The Healing Power of Collaboration

A new wellness hub in the East Village emphasizes shared experiences.

Bridget Ryan takes a hands-on (and feet-on) approach with a client at Rest Day Wellness Clinic & Social Spa.

Writer: Anthony Taylor
Photographer: Betsy Rudicil, Rudicil Photography

There are people in this world who genuinely love their jobs. Then there are people who aren’t just passionate about what they do, they were made for it — people who don’t view their work as a career, but rather a calling. That’s Bridget Ryan.

Talk to her about massage — or give her a chance to talk to you about it — and you’ll see her light up from within. Her joy for helping others emanates from her like heat.

“I continue to fall in love, over and over again, not just with what I do but with finding new ways to do it,” she said.

She keeps finding ways to help people help themselves. “As a therapist, I work with people. I don’t work on people,” she said. “I work with them and their bodies, and I think that blending, that rapport, makes all the difference.”

The idea of massage therapy as a collaborative experience is at the very core of what Ryan does and how she views her work. She believes in a sense of community and sees the chance to take the traditionally isolated concepts of massage, meditation and therapy, and turn them into shared experiences.

“It’s really about that vitality,” she said. “When I embarked on becoming a massage therapist, I had no idea what lay before me. I’d had one massage in my life. But I had a feeling inside of me, and I followed that intuition.”

That led Ryan, now 43, to massage school in 2005, then saw her through her licensing four years later and the beginning of her practice in 2010. She worked out of an established studio in Urbandale before opening her own studio, Rest Day Wellness Clinic & Social Spa, in October 2022 in the East Village.

For Ryan, the move was about more than just setting out on her own adventure.

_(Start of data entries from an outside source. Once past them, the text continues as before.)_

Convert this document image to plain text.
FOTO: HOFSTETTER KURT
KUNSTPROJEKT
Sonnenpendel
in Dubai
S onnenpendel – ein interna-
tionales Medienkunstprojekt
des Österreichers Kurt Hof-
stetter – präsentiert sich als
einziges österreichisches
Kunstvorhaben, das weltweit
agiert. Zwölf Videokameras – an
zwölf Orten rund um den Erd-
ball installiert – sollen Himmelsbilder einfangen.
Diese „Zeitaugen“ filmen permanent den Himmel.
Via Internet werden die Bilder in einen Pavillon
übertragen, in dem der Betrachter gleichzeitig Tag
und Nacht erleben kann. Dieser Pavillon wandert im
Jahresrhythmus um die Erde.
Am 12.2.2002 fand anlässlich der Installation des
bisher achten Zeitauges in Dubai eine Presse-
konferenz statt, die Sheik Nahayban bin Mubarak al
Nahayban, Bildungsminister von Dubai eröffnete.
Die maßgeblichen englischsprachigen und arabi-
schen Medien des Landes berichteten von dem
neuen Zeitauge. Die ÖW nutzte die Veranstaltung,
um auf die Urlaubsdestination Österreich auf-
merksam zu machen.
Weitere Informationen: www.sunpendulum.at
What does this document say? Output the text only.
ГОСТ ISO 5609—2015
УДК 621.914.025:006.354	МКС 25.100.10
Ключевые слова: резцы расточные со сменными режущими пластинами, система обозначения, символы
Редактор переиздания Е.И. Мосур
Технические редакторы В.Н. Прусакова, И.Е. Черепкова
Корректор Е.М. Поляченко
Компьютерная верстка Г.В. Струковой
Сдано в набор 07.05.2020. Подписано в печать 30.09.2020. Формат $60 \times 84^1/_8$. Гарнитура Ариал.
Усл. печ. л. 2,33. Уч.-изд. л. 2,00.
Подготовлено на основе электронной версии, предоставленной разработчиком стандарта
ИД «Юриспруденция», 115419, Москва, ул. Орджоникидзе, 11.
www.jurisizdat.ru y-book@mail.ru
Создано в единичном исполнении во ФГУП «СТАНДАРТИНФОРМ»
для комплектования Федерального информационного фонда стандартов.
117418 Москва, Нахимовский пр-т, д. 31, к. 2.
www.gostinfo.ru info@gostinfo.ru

The choice of the East Village was an intentional one, placing her business in a neighborhood she sees as the creative heart of a vibrant city. “There’s this hunger for collaboration in the East Village,” she said. “What excites me is the same principle as having a client on the table: the concept of working with and seeing where it leads. It also allows me time outside of the treatment room to involve myself in the community and create meaningful connections in the city that I grew up in and love with all my heart. I feel a debt of gratitude to pay back.”

When she talks about her plans for the future, you can see her light up and you can imagine where her connections could lead. She talks about group meditation sessions, accompanied by curated vinyl from Marv’s Record Shop, and pop-up massage sessions at Raygun or Wooly’s. You can picture collaborations with Ballet Des Moines or street-side massages during First Fridays or Pride or other festivities in the East Village. “I’ve never collaborated or hosted an event and walked away feeling like it was a mistake,” she said. “There’s always something to learn.”

While Ryan still does most of her work in a traditional setting — one on one, in a quiet space — she sees genuine value in shared experiences. That’s the inspiration for her Social Spa, where two or more people can partake in traditional massage and stretching work, yoga, meditation and even intimacy classes with partners.

Shared experiences “can be a love language,” Ryan said. She sees the benefits of people, friends and strangers alike, showing a little vulnerability and being willing to be uncomfortable before they’re comfortable. People can either hang on to their individual facade or “dissolve and soften into the moment,” she said. “In an open setting, we can learn to find ease and comfort. Social Spa is a chance to experience this kind of open container of healing.”

In other words, “Social Spa is an open-ended gift that you get to share with others,” she said. “You might know everyone in that experience, or you might get to meet some new people. I’ve curated experiences that have spawned friendships, long-term relationships and even one marriage.”

Ryan is looking forward to 2024 and new opportunities for her business — a new website, new classes and, possibly, building a team.

“Massage has, in many ways, allowed me to dream bigger dreams,” she said. “It’s vital to keep dreaming. There’s so much more out there to discover.”